No matter what method you use, there are some things that stay the same. As far as water depth is concerned, most action will take place between 75 and 250 feet of water. The water does not need to be blue, but clear is best. A moving current will almost always help turn on the bite. Low light is a major advantage. Very early morning, very late afternoon and cloudy days make fishing much better. Pre-sunrise and post-sunset light can be best.

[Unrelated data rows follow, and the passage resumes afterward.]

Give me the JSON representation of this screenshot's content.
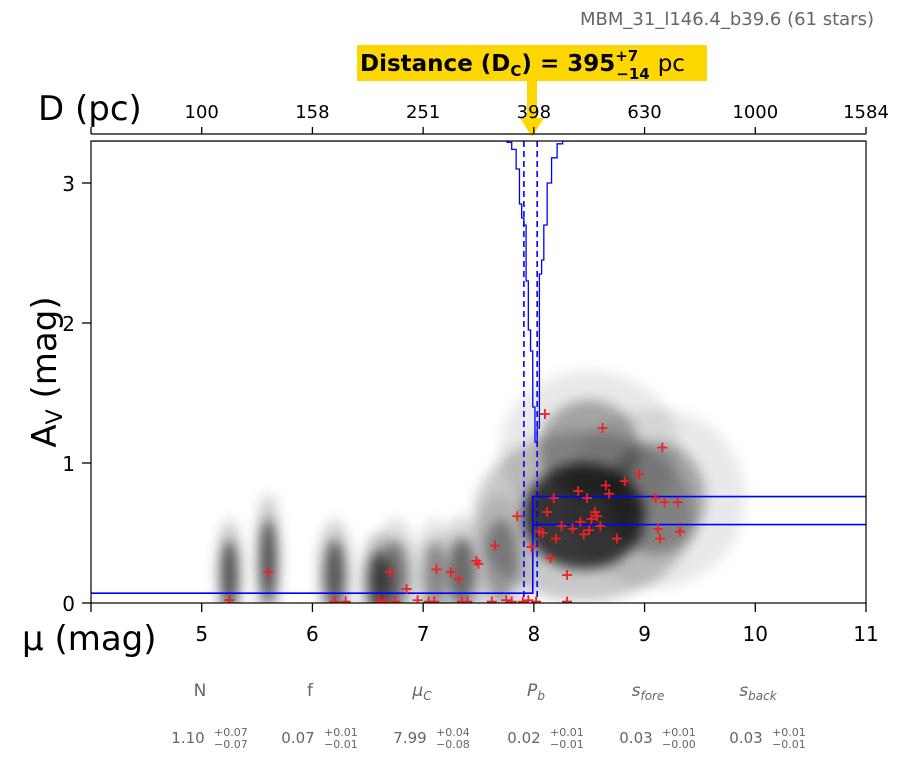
{
  "title": "MBM_31_l146.4_b39.6 (61 stars)",
  "banner": {
    "label": "Distance (D",
    "sub": "C",
    "label_mid": ") = 395",
    "sup": "+7",
    "sub2": "−14",
    "unit": "pc",
    "color": "#ffd700"
  },
  "chart_data": {
    "type": "scatter",
    "title": "MBM_31_l146.4_b39.6 (61 stars)",
    "xlabel": "μ (mag)",
    "ylabel": "A_V (mag)",
    "top_axis_label": "D (pc)",
    "xlim": [
      4,
      11
    ],
    "ylim": [
      0,
      3.3
    ],
    "x_ticks": [
      5,
      6,
      7,
      8,
      9,
      10,
      11
    ],
    "y_ticks": [
      0,
      1,
      2,
      3
    ],
    "top_ticks": [
      "100",
      "158",
      "251",
      "398",
      "630",
      "1000",
      "1584"
    ],
    "top_tick_positions_mu": [
      5,
      6,
      7,
      8,
      9,
      10,
      11
    ],
    "stars": [
      [
        5.25,
        0.02
      ],
      [
        5.6,
        0.22
      ],
      [
        6.2,
        0.01
      ],
      [
        6.3,
        0.01
      ],
      [
        6.6,
        0.02
      ],
      [
        6.65,
        0.01
      ],
      [
        6.7,
        0.22
      ],
      [
        6.85,
        0.1
      ],
      [
        6.95,
        0.02
      ],
      [
        7.1,
        0.01
      ],
      [
        7.12,
        0.24
      ],
      [
        7.25,
        0.22
      ],
      [
        7.32,
        0.17
      ],
      [
        7.35,
        0.01
      ],
      [
        7.48,
        0.3
      ],
      [
        7.5,
        0.28
      ],
      [
        7.62,
        0.01
      ],
      [
        7.65,
        0.41
      ],
      [
        7.75,
        0.02
      ],
      [
        7.8,
        0.01
      ],
      [
        7.85,
        0.62
      ],
      [
        7.95,
        0.02
      ],
      [
        7.98,
        0.4
      ],
      [
        8.05,
        0.51
      ],
      [
        8.08,
        0.5
      ],
      [
        8.1,
        1.35
      ],
      [
        8.12,
        0.65
      ],
      [
        8.15,
        0.32
      ],
      [
        8.18,
        0.75
      ],
      [
        8.2,
        0.46
      ],
      [
        8.25,
        0.55
      ],
      [
        8.3,
        0.2
      ],
      [
        8.35,
        0.53
      ],
      [
        8.4,
        0.8
      ],
      [
        8.42,
        0.58
      ],
      [
        8.45,
        0.49
      ],
      [
        8.48,
        0.75
      ],
      [
        8.5,
        0.52
      ],
      [
        8.52,
        0.6
      ],
      [
        8.55,
        0.65
      ],
      [
        8.57,
        0.62
      ],
      [
        8.6,
        0.55
      ],
      [
        8.62,
        1.25
      ],
      [
        8.65,
        0.84
      ],
      [
        8.68,
        0.78
      ],
      [
        8.75,
        0.46
      ],
      [
        8.82,
        0.87
      ],
      [
        8.95,
        0.92
      ],
      [
        9.1,
        0.75
      ],
      [
        9.12,
        0.53
      ],
      [
        9.14,
        0.46
      ],
      [
        9.16,
        1.11
      ],
      [
        9.18,
        0.72
      ],
      [
        9.3,
        0.72
      ],
      [
        9.32,
        0.51
      ],
      [
        8.3,
        0.01
      ],
      [
        8.02,
        0.01
      ],
      [
        7.9,
        0.01
      ],
      [
        7.05,
        0.01
      ],
      [
        7.4,
        0.01
      ],
      [
        6.75,
        0.01
      ]
    ],
    "model": {
      "distance_modulus": 7.99,
      "distance_modulus_err": [
        -0.08,
        0.04
      ],
      "foreground_av": 0.07,
      "background_av_range": [
        0.56,
        0.76
      ]
    },
    "density_blobs": [
      {
        "mu": 5.25,
        "av": 0.2,
        "smu": 0.07,
        "sav": 0.25,
        "w": 0.75
      },
      {
        "mu": 5.6,
        "av": 0.3,
        "smu": 0.07,
        "sav": 0.3,
        "w": 0.75
      },
      {
        "mu": 6.2,
        "av": 0.2,
        "smu": 0.09,
        "sav": 0.25,
        "w": 0.7
      },
      {
        "mu": 6.6,
        "av": 0.15,
        "smu": 0.1,
        "sav": 0.22,
        "w": 0.75
      },
      {
        "mu": 6.75,
        "av": 0.2,
        "smu": 0.12,
        "sav": 0.25,
        "w": 0.5
      },
      {
        "mu": 7.1,
        "av": 0.2,
        "smu": 0.1,
        "sav": 0.25,
        "w": 0.45
      },
      {
        "mu": 7.35,
        "av": 0.22,
        "smu": 0.12,
        "sav": 0.25,
        "w": 0.6
      },
      {
        "mu": 7.7,
        "av": 0.3,
        "smu": 0.15,
        "sav": 0.3,
        "w": 0.4
      },
      {
        "mu": 8.45,
        "av": 0.62,
        "smu": 0.55,
        "sav": 0.38,
        "w": 0.85
      },
      {
        "mu": 8.5,
        "av": 1.1,
        "smu": 0.45,
        "sav": 0.35,
        "w": 0.35
      },
      {
        "mu": 9.1,
        "av": 0.75,
        "smu": 0.45,
        "sav": 0.4,
        "w": 0.35
      }
    ]
  },
  "params": [
    {
      "name": "N",
      "italic": false,
      "value": "1.10",
      "sup": "+0.07",
      "sub": "−0.07"
    },
    {
      "name": "f",
      "italic": false,
      "value": "0.07",
      "sup": "+0.01",
      "sub": "−0.01"
    },
    {
      "name": "μ",
      "sub_name": "C",
      "italic": true,
      "value": "7.99",
      "sup": "+0.04",
      "sub": "−0.08"
    },
    {
      "name": "P",
      "sub_name": "b",
      "italic": true,
      "value": "0.02",
      "sup": "+0.01",
      "sub": "−0.01"
    },
    {
      "name": "s",
      "sub_name": "fore",
      "italic": true,
      "value": "0.03",
      "sup": "+0.01",
      "sub": "−0.00"
    },
    {
      "name": "s",
      "sub_name": "back",
      "italic": true,
      "value": "0.03",
      "sup": "+0.01",
      "sub": "−0.01"
    }
  ],
  "colors": {
    "model_line": "#0000ff",
    "stars": "#ee2222",
    "banner": "#ffd700",
    "arrow": "#ffd700"
  }
}
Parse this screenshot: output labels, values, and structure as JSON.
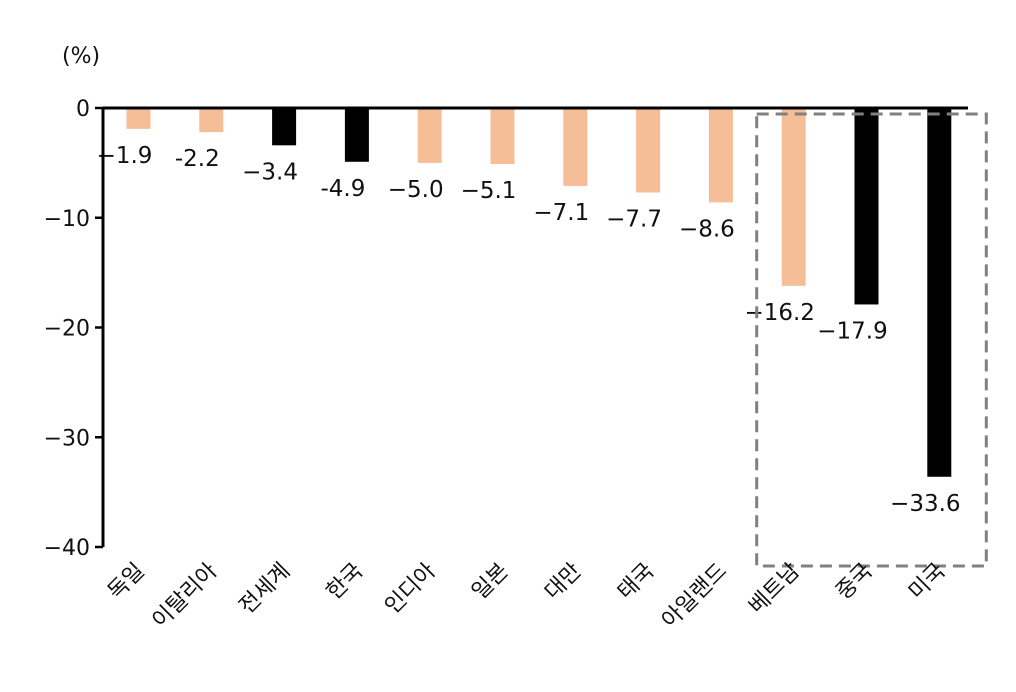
{
  "chart_data": {
    "type": "bar",
    "unit_label": "(%)",
    "categories": [
      "독일",
      "이탈리아",
      "전세계",
      "한국",
      "인디아",
      "일본",
      "대만",
      "태국",
      "아일랜드",
      "베트남",
      "중국",
      "미국"
    ],
    "values": [
      -1.9,
      -2.2,
      -3.4,
      -4.9,
      -5.0,
      -5.1,
      -7.1,
      -7.7,
      -8.6,
      -16.2,
      -17.9,
      -33.6
    ],
    "value_labels": [
      "−1.9",
      "-2.2",
      "−3.4",
      "-4.9",
      "−5.0",
      "−5.1",
      "−7.1",
      "−7.7",
      "−8.6",
      "−16.2",
      "−17.9",
      "−33.6"
    ],
    "highlight": [
      false,
      false,
      true,
      true,
      false,
      false,
      false,
      false,
      false,
      false,
      true,
      true
    ],
    "ylim": [
      -40,
      0
    ],
    "yticks": [
      0,
      -10,
      -20,
      -30,
      -40
    ],
    "ytick_labels": [
      "0",
      "−10",
      "−20",
      "−30",
      "−40"
    ],
    "boxed_categories": [
      "베트남",
      "중국",
      "미국"
    ],
    "colors": {
      "default_bar": "#F5BE96",
      "highlight_bar": "#000000",
      "axis": "#000000",
      "box": "#808080"
    },
    "grid": false,
    "legend": "none"
  }
}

Now, for what method to use.

First there is trolling. This method is best done with rigged swimming mullet, small ballyhoo with reverse hair lures and swimming plugs. Dredges can be very effective when rigged with medium ballyhoo, small mullet or even the Mylar strips. Trolling should be around 4 to 6 knots and against the current or across the current. For the best action try small rubber flying fish or even the real thing suspended from a kite and skipped from wave to wave at 3 to 5 knots. The strikes are explosive.

Live bait is deadly. Medium to large pilchards and small goggle eyes are probably best. Medium herring, small pinfish, cigar minnows and live ballyhoo are pretty darn good. Tournament winners anchor near a wreck in 90 to 130 feet put up two or three kites baited with medium pilchards, small goggle eyes or cigar minnows and chum with tons of live pilchards. The action can be crazy.

Finally, there is dead bait chumming. Rods are rigged like live bait rods. That is small strong hooks, 30 or 40 pound fluorocarbon leaders and 20 pound rods with plenty of line. Squid, ballyhoo, herring, pilchards or even bonito are cut into small chunks. The boat is anchored like fishing with live bait, or the boat can drift with the current. Chunks are thrown in the water 5 or 6 at a time. As they disappear from sight another 5 or 6 chunks are thrown in. Don’t over chum, and never break your chum line unless relocating the boat and starting over. Someone needs to maintain the chum during hot bites, slow times and food breaks. Baits are drifted back with the chum and let flow out till reel is half empty, then retrieved and started over. As the sun sets you won’t have many unsuccessful drifts.